Zoom details will be shared with registered attendees via email before the conference.
On-demand (pre-recorded) sessions will be available to stream the week of the conference.
With the exception of Thursday’s Equity and Inclusion panel, all sessions are being recorded, and access details will be shared with registered attendees following the conference.
As universities develop graduate degree programs or move toward the adoption of electronic theses and dissertations (ETDs), a need arises to create a document template which satisfies program requirements, supports backend workflows for ingestion into an institutional repository, and offers an accessible, intuitive formatting guide for student authors. At the University of Southern Indiana, the library worked with the Education department to develop a dissertation template for a new Doctor of Education program. Inspired by an ETD template from the Ohio University College of Education, we built the dissertation template to not only standardize formatting for student convenience, but with updated layout and built-in accessibility to create a digital-first document that will be accessible to all readers who access the final ETDs in the repository. The library then developed three thesis templates (APA, MLA, and Chicago style) for existing masters programs. To ensure document accessibility, we adhered to WCAG 2.1 success criteria (when possible within Microsoft Word) as a point of departure and supplied additional keyboard shortcut paths in situations where menu or process navigation seemed overly cumbersome for users navigating the document without the use of a mouse.

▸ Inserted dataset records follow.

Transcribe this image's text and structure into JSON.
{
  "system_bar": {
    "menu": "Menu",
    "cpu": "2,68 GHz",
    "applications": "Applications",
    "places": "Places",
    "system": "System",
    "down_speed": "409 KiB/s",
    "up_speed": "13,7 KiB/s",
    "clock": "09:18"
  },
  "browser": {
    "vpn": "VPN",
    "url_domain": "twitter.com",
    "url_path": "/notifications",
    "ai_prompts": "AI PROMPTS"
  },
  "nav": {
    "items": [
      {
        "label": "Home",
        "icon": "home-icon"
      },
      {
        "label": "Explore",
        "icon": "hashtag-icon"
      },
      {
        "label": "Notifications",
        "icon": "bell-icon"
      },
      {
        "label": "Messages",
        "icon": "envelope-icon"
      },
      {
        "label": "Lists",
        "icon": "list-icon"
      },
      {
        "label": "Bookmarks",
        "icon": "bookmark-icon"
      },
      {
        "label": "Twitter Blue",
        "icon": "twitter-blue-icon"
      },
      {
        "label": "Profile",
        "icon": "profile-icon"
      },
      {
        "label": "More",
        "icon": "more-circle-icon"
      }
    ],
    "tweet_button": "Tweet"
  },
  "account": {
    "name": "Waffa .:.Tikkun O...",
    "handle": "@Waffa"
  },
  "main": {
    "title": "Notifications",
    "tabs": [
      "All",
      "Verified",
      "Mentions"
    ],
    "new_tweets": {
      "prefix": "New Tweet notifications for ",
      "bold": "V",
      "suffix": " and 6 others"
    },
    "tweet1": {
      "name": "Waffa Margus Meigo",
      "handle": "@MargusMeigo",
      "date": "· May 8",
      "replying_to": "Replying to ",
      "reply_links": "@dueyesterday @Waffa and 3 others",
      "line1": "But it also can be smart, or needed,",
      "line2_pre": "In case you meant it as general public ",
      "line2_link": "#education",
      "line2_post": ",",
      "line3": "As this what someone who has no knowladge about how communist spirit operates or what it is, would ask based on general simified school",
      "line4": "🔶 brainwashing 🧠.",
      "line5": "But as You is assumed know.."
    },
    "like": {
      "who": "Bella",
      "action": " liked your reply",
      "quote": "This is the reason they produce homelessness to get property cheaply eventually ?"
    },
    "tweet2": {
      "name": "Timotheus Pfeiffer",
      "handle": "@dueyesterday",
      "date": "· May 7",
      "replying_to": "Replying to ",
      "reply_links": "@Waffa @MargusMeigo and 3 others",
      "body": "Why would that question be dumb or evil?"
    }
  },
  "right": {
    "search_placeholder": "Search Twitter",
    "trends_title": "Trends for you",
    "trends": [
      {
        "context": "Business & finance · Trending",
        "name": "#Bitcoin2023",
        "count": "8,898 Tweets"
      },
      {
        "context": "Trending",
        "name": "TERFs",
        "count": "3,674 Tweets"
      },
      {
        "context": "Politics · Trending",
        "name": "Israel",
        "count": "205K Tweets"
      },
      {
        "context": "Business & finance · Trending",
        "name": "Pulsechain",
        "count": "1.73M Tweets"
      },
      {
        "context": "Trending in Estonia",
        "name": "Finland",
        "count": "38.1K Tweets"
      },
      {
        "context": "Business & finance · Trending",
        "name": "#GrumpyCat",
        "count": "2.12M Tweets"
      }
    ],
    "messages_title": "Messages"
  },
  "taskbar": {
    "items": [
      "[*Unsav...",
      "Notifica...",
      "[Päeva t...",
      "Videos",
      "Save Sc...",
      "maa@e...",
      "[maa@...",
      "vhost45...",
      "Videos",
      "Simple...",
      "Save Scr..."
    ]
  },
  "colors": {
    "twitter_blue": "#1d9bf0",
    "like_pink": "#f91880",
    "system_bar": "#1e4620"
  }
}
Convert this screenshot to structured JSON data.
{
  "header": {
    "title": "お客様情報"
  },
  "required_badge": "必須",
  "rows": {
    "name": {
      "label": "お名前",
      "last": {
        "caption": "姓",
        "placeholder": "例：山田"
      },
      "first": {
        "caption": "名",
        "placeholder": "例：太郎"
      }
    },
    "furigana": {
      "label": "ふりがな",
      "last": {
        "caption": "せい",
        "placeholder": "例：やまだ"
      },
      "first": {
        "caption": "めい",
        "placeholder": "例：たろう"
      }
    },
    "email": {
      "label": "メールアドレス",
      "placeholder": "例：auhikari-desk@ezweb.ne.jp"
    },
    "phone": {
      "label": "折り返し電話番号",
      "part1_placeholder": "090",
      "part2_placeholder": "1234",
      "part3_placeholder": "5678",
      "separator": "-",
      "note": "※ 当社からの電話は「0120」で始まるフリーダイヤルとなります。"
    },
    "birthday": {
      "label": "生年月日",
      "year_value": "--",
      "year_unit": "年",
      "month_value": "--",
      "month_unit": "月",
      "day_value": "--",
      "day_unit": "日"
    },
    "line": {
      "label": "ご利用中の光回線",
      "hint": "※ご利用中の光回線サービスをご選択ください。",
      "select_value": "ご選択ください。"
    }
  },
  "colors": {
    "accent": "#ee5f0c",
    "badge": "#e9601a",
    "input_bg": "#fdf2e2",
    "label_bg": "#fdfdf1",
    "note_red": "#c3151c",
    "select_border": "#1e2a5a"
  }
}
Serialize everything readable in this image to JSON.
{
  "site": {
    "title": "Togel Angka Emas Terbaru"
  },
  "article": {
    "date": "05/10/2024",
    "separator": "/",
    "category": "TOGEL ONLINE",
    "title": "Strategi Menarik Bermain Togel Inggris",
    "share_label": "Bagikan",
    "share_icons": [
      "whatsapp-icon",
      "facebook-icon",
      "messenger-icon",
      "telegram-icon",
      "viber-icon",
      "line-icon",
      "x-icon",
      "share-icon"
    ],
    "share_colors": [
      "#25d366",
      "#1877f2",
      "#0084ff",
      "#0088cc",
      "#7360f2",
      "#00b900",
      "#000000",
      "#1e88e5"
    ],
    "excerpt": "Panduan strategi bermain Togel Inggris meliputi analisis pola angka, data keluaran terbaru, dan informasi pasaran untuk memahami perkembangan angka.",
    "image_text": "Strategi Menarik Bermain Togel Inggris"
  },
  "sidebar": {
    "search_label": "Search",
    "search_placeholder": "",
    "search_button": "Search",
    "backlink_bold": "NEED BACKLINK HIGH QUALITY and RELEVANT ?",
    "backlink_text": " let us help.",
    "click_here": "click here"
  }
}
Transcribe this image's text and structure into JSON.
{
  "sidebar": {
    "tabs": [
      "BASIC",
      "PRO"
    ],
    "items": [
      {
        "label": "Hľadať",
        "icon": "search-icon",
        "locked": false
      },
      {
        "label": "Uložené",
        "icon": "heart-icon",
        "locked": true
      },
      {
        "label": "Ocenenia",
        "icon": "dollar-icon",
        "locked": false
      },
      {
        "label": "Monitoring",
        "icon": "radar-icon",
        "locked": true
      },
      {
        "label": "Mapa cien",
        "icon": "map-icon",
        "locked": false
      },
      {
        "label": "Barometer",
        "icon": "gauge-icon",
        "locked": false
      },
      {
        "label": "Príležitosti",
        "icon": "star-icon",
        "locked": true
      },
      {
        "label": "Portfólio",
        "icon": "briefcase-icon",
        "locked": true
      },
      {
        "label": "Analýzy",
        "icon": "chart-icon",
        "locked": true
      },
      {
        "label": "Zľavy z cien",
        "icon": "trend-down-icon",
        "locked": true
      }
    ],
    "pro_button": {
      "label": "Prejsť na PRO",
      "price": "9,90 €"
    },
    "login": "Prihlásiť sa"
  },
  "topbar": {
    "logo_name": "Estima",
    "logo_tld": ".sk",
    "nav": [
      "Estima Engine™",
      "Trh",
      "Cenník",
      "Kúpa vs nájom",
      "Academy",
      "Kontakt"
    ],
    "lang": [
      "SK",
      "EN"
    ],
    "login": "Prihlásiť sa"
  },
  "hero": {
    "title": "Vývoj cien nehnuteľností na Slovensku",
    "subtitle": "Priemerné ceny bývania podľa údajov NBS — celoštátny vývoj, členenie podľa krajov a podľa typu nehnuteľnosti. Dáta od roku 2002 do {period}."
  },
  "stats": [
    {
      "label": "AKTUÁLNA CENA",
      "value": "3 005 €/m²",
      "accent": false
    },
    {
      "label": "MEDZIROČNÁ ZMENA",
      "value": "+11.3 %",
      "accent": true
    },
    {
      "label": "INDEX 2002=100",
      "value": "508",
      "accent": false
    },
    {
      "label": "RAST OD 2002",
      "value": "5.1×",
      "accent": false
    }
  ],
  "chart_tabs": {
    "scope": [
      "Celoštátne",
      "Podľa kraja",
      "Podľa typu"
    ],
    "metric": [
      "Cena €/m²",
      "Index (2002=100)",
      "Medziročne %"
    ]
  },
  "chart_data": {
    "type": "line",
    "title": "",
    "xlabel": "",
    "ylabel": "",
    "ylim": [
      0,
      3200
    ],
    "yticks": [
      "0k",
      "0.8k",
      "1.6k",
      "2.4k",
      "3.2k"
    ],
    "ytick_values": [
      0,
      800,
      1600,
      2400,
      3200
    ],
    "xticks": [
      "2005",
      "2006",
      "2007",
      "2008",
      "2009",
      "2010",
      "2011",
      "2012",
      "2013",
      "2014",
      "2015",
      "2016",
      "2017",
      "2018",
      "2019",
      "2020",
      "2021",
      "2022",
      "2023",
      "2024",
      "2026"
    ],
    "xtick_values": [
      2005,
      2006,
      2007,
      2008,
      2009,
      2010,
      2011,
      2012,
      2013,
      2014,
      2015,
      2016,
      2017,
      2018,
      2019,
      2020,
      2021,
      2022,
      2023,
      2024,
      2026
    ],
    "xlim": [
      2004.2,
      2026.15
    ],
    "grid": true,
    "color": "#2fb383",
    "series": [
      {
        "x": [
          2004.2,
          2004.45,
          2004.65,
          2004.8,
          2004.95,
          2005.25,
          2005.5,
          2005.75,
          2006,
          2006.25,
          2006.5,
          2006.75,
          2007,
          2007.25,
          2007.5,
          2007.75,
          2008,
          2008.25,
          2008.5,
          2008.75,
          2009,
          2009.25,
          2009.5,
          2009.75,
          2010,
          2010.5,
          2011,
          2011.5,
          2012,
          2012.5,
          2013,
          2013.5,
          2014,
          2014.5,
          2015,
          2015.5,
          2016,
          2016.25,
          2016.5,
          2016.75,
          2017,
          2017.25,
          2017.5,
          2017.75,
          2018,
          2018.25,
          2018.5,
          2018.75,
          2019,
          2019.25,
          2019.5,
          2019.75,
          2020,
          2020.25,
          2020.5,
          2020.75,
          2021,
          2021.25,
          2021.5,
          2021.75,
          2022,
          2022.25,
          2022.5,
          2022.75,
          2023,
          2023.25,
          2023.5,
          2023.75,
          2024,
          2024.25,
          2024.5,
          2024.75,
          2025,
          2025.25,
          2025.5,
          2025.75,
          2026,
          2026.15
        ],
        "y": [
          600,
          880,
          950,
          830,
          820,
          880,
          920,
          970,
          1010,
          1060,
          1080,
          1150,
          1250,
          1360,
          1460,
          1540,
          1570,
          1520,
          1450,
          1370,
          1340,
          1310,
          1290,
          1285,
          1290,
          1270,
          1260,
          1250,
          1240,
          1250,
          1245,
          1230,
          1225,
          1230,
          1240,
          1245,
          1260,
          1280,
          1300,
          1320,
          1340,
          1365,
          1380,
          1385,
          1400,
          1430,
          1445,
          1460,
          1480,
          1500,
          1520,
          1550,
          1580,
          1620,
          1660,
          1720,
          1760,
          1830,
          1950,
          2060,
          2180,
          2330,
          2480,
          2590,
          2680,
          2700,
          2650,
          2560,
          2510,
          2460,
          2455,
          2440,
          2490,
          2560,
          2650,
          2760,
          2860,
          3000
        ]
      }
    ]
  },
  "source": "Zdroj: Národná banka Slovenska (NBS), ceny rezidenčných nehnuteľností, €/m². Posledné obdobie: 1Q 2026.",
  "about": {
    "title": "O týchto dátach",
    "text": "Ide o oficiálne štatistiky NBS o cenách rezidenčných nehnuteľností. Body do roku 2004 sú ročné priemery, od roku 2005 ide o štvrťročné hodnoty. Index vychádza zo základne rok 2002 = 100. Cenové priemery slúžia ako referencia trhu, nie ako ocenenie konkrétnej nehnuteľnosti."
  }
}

This hands-on workshop will walk attendees through how to create their own templates using advanced Microsoft Word formatting features and best practices in accessibility and UX design. Attendees who have never considered accessibility best practices for document creation will learn techniques which will be immediately applicable to their own documents and communications. More experienced participants will gain insights into accessibility concerns specific to dissertations and theses, as well as having time to develop templates for their own institutional needs. Access will also be provided to USI’s four existing ETD templates released under a CCO license.